What will the following nested for loop print? (Note, if you are having trouble with this question, review CodeLens 3).

for i in range(3):
for j in range(2):
print(i, j)

a.

0 0
0 1
1 0
1 1
2 0
2 1

b.

0   0
1   0
2   0
0   1
1   1
2   1

c.

0   0
0   1
0   2
1   0
1   1
1   2

d.

0   1
0   1
0   1

• Output a
• i will start with a value of 0 and then j will iterate from 0 to 1. Next, i will be 1 and j will iterate from 0 to 1. Finally, i will be 2 and j will iterate from 0 to 1.
• Output b
• The inner for loop controls the second digit (j). The inner for loop must complete before the outer for loop advances.
• Output c
• The inner for loop controls the second digit (j). Notice that the inner for loop is over the list [0, 1].
• Output d
• The outer for loop runs 3 times (0, 1, 2) and the inner for loop runs twice for each time the outer for loop runs, so this code prints exactly 6 lines.

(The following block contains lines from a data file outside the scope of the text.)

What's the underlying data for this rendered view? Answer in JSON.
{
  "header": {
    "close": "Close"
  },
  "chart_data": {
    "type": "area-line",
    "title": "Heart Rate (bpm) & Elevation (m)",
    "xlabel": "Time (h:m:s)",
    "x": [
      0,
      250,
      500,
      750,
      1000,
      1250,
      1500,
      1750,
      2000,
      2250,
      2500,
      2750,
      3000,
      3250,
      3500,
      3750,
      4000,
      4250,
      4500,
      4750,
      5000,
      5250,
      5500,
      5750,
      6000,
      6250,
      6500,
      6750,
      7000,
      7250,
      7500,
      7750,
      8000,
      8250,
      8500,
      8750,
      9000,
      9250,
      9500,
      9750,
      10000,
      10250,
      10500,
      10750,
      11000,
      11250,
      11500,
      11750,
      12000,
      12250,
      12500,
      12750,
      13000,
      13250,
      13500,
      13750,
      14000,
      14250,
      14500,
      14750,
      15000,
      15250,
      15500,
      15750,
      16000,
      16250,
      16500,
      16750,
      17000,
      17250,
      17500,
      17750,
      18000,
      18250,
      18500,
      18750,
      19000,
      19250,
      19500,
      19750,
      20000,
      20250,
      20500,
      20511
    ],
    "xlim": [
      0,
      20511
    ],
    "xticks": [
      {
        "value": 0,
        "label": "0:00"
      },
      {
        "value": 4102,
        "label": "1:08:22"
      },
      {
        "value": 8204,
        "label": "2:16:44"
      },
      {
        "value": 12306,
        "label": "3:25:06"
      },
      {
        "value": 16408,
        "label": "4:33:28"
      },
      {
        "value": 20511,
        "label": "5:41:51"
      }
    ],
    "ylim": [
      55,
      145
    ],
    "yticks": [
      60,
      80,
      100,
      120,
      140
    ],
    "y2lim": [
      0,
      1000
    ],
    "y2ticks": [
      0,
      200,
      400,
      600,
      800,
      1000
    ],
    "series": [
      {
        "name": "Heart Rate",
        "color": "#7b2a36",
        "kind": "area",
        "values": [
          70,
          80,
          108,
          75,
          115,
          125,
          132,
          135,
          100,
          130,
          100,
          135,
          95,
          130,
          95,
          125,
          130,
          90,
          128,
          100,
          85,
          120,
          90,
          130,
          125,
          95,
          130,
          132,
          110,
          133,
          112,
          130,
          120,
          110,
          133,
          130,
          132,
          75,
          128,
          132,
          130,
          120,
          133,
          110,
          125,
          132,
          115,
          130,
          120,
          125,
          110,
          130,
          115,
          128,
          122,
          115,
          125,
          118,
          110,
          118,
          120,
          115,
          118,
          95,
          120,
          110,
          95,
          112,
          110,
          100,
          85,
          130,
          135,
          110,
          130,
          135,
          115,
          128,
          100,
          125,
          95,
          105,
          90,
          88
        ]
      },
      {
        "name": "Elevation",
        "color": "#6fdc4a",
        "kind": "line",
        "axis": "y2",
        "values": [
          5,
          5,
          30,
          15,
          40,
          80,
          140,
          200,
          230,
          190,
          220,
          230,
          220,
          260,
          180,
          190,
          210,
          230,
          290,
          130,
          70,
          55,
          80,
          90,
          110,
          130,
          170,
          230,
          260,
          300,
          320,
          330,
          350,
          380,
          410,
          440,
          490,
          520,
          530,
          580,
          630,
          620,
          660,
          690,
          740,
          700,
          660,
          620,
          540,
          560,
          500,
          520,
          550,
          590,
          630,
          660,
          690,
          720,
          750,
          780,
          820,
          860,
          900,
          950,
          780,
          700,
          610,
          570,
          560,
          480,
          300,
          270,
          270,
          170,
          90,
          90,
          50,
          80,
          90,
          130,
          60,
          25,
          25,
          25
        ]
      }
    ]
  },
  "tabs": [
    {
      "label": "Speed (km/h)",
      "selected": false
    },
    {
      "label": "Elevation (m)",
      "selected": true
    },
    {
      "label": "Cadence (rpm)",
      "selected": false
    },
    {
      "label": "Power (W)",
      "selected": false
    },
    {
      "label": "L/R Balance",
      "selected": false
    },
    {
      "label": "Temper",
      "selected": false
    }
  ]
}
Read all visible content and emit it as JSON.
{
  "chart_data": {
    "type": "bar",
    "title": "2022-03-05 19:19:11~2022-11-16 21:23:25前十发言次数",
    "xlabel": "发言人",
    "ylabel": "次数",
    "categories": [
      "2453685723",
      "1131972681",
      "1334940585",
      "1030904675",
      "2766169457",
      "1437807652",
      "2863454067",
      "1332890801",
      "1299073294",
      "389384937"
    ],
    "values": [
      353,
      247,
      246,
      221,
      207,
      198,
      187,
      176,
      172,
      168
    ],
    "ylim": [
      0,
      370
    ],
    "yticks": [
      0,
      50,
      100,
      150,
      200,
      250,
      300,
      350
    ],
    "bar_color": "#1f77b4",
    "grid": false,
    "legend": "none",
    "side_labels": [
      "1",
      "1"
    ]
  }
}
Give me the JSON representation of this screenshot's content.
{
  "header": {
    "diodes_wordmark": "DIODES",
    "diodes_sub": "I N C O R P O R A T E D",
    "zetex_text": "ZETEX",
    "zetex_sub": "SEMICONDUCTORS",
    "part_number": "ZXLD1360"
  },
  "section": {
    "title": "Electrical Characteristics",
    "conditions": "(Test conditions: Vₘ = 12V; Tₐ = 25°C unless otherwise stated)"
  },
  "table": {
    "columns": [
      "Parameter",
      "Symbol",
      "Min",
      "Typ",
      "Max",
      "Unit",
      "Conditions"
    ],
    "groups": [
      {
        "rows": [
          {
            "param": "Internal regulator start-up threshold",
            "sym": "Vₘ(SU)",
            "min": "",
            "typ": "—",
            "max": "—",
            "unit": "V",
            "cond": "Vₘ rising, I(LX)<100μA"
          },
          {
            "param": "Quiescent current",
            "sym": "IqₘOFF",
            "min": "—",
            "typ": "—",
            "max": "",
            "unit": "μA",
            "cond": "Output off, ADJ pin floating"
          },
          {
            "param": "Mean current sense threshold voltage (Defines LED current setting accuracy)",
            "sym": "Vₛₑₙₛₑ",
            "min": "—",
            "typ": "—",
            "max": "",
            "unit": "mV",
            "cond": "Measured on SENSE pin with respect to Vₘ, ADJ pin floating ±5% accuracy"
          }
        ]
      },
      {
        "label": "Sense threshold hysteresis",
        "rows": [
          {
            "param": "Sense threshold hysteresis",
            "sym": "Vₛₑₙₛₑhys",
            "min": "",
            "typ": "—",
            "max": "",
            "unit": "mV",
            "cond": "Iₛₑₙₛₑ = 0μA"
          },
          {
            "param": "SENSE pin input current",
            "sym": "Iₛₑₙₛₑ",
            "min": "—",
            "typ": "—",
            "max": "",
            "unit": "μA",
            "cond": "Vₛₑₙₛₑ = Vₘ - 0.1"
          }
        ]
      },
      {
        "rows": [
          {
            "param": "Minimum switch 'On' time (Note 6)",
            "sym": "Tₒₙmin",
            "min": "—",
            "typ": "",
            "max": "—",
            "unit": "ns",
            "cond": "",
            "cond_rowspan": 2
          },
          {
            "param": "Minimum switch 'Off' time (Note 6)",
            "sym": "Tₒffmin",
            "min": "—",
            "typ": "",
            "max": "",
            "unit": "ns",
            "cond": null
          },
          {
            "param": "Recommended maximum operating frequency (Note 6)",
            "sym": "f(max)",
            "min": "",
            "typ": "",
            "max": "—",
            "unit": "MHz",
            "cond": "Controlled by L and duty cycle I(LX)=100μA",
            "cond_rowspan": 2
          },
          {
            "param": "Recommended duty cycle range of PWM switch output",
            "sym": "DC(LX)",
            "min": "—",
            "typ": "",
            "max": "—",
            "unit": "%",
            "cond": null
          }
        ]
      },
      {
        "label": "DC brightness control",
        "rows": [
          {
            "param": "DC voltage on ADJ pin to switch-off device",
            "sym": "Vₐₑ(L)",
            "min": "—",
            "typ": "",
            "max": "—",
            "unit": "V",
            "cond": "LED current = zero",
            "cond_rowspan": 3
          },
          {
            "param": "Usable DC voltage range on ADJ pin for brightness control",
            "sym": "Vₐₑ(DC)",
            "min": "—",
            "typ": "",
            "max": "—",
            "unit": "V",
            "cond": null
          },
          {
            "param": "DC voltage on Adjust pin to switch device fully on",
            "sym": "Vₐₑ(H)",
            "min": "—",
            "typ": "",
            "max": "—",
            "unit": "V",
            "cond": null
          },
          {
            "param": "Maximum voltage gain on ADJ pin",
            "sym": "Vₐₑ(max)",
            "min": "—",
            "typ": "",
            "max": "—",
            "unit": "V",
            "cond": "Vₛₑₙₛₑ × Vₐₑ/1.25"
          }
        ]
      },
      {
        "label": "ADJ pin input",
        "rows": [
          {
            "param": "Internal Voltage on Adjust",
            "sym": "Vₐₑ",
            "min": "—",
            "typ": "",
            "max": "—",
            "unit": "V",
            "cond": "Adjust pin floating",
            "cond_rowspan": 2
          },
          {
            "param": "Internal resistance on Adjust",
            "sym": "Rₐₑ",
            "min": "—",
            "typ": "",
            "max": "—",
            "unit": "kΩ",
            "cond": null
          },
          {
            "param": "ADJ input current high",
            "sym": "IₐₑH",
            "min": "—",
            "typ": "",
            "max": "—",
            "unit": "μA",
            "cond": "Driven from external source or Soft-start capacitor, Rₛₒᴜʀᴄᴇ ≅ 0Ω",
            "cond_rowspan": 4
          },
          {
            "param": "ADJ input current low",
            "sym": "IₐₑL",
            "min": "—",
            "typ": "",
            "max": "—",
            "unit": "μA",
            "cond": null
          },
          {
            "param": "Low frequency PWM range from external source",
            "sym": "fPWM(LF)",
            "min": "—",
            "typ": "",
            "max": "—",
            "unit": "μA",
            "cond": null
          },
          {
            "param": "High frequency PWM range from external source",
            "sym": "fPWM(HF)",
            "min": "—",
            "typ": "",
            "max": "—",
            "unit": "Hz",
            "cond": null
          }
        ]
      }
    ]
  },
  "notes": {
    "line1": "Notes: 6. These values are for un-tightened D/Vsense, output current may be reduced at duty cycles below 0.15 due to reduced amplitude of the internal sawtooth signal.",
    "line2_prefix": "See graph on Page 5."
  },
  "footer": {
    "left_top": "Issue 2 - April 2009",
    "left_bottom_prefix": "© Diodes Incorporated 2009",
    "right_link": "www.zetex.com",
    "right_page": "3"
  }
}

What would the image produced from the previous ActiveCode look like if you replaced the lines:

new_red = 255 - p.getRed()
new_green = 255 - p.getGreen()
new_blue = 255 - p.getBlue()


with the lines:

new_red = p.getRed()
new_green = 0
new_blue = 0

• It would look like a red-washed version of the bell image
• Because we are removing the green and the blue values, but keeping the variation of the red the same, you will get the same image, but it will look like it has been bathed in red.
• It would be a solid red rectangle the same size as the original image
• Because the red value varies from pixel to pixel, this will not look like a solid red rectangle. For it to look like a solid red rectangle each pixel would have to have exactly the same red value.
• It would look the same as the original image
• If you remove the blue and green values from the pixels, the image will look different, even though there does not appear to be any blue or green in the original image (remember that other colors are made of combinations of red, green and blue).
• It would look the same as the negative image in the example code
• Because we have changed the value of the pixels from what they were in the original ActiveCode box code, the image will not be the same.